63. L'article 2 du Code de procédure pénale dispose que l'objet de la procédure pénale est “ la détection rapide et complète des infractions, la condamnation de leurs auteurs et l'application régulière de la loi de sorte que toute personne qui a commis une infraction soit traduite en justice et qu'aucune personne innocente ne soit poursuivie ou condamnée ”. L'article 3 du Code de procédure pénale prévoit qu'il appartient au tribunal, au procureur, au magistrat instructeur et aux services d'enquête, dans les limites de leur compétence, d'engager une procédure pénale chaque fois qu'il y a des indices d'infraction et de prendre toutes les mesures prévues par la loi pour vérifier qu'une infraction a été commise, en identifier les auteurs et assurer leur châtiment.

64. Tout en présentant, au paragraphe 64, des statistiques sur le nombre de fonctionnaires des services des affaires intérieures ayant été frappés de sanctions disciplinaires pour avoir violé la loi, le Deuxième rapport périodique soumis par la Fédération de Russie au Comité contre la torture ne donne pas d'indications précises sur le nombre de

responsables de l'application des lois qui ont fait l'objet d'une enquête et de poursuites pénales pour avoir fait subir des actes de torture et des mauvais traitements à des détenus. Ce rapport affirme : “ … en 1994, à l'initiative des procureurs, 23 800 employés des services des affaires intérieures ont été sanctionnés pour des fautes commises lors de l'examen de déclarations et d'allégations concernant des infractions ou lors de la conduite d'informations judiciaires ou d'enquêtes, et 1 400 personnes ont été poursuivies pour diverses infractions commises dans le cadre de leurs fonctions. Parmi les fonctionnaires des services des affaires intérieures dont les cas ont été portés devant les tribunaux, 290 ont fait l'objet de poursuites pour des infractions pénales liées à la conduite d'informations judiciaires et d'enquêtes, et 98 ont été jugés pour avoir utilisé des méthodes illégales au cours de leurs enquêtes ”.

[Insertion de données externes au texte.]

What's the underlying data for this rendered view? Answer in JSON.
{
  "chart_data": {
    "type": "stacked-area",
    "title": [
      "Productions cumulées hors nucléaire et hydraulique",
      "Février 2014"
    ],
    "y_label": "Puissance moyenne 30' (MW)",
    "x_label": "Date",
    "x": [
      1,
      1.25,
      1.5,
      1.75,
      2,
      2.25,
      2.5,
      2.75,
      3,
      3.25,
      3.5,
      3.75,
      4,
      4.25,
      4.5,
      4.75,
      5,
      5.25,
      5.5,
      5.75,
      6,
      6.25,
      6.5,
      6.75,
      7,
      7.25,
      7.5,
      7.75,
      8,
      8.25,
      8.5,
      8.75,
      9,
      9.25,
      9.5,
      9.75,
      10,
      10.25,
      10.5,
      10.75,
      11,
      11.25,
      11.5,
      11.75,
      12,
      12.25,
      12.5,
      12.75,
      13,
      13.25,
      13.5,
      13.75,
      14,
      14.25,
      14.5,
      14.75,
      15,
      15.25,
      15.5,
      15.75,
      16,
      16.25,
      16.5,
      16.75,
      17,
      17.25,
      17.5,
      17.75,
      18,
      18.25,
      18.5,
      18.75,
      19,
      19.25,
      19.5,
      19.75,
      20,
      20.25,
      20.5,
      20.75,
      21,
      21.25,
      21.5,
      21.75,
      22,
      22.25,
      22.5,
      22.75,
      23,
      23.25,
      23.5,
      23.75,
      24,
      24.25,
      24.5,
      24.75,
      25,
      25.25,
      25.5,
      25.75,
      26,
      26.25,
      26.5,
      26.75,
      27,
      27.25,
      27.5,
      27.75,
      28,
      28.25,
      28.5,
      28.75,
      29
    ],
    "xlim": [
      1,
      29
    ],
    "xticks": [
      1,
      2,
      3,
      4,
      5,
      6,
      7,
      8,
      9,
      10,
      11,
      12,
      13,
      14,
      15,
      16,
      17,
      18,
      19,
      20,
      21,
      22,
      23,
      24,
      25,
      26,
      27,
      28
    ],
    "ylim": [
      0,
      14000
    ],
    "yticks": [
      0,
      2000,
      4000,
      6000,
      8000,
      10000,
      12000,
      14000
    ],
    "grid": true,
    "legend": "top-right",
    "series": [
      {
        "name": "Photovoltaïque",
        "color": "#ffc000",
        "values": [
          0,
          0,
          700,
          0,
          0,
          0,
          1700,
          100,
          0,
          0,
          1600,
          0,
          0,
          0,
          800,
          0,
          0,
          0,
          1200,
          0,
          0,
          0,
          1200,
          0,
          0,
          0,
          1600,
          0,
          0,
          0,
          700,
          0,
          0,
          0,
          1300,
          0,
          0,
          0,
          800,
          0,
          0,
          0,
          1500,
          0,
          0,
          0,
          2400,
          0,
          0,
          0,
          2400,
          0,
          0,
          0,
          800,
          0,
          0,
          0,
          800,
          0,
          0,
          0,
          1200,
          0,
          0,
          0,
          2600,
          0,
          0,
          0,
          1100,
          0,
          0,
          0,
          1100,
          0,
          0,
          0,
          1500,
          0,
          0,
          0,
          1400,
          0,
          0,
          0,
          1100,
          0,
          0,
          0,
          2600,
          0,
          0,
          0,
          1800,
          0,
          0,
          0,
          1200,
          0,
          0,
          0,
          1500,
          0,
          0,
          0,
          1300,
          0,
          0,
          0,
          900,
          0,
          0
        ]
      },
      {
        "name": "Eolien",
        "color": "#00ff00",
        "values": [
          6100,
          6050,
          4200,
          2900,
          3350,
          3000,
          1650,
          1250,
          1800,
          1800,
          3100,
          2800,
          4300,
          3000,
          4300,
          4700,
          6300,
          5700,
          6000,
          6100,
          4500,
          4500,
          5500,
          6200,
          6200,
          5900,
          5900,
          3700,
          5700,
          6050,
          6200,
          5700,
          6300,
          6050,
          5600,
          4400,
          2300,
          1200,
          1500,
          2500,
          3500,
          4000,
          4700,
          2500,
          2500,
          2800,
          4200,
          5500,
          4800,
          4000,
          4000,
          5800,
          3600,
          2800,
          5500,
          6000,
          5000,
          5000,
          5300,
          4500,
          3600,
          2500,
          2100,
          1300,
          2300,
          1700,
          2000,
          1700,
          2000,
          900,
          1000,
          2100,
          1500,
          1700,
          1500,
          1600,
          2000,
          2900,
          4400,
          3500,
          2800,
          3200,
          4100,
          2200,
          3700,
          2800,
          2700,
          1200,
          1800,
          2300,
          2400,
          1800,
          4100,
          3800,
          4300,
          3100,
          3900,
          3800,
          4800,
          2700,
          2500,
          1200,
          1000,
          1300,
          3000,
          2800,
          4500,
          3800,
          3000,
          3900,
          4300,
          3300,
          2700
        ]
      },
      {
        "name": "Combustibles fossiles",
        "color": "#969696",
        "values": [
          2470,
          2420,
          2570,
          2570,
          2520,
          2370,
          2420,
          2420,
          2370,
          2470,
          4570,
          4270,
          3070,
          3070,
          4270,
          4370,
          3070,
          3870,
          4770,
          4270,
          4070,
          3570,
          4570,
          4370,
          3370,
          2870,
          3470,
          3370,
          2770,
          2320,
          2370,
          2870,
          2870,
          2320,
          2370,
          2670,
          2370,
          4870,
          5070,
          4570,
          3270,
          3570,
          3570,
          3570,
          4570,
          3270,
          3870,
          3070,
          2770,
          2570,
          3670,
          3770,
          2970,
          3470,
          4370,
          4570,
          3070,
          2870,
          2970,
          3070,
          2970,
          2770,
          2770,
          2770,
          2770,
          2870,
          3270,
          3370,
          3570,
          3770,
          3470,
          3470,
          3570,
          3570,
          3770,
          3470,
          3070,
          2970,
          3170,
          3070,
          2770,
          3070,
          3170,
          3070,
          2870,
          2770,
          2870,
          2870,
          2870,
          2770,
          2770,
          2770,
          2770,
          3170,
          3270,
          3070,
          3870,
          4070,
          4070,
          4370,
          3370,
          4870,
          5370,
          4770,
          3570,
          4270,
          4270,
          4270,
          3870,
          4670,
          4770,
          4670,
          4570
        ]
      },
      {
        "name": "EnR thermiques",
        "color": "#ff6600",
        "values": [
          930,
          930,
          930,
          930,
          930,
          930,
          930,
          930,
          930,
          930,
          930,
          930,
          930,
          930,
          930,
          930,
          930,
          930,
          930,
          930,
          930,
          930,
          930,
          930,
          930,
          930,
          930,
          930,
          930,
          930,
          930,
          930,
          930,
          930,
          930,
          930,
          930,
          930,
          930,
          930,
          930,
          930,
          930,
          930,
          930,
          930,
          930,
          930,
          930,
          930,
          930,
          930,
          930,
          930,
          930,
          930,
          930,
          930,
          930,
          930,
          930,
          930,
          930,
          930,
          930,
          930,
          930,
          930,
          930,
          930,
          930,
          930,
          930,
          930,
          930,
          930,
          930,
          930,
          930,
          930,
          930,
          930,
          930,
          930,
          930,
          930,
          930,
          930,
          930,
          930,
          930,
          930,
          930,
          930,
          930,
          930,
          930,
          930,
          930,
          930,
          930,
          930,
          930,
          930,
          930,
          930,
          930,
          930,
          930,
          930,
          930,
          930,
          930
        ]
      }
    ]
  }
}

65. Une description des principes à suivre pour réaliser un examen clinique satisfaisant des victimes présumées de torture ou de mauvais traitements figure dans le document d'Amnesty International intitulé Médecine et droits de l'homme (index AI : ACT 75/01/96, mais 1996).

66. L'article 52 de la Constitution dispose : “ Les droits des victimes d'infractions ou d'abus de pouvoir sont garantis par la loi. L'État veille à ce que les victimes aient accès aux tribunaux et reçoivent réparation pour les préjudices subis ”. L'article 53 déclare que “ toute personne a le droit d'être dédommagée par l'État pour tout préjudice causé par des actes illicites ou omissions de la part des autorités ou de leurs agents ”.

67. Centre pour la réforme des établissements pénitentiaires de Moscou, communication indépen­dante faite au Comité des droits de l'homme, 1995.

68. L'article 10 dispose : “ Tout État partie veille à ce que l'enseignement et l'information con­cernant l'interdiction de la torture fassent partie intégrante de la formation du personnel civil ou militaire chargé de l'application des lois, des agents de la fonction publique, du personnel médical ou des autres personnes qui peuvent intervenir dans la garde, l'interrogatoire ou le traitement de tout individu arrêté, détenu ou emprisonné de quelque façon que ce soit ”.

69. Cette loi a été adoptée par la Douma le 21 juin 1995 et signée par le président le 15 juillet 1995. Elle est entrée officiellement en vigueur le 20 juillet 1995.

70. Le Centre pour la réforme des établissements pénitentiaires de Moscou a effectué une surveil­lance spéciale de la manière dont cette loi était appliquée et a publié ses conclusions, en 1996, dans un rapport intitulé Poïsky Vyihoda.

71 . Déclaration de Iouri Kalinine au cours de la séance parlementaire du 24 octobre 1995 à Moscou.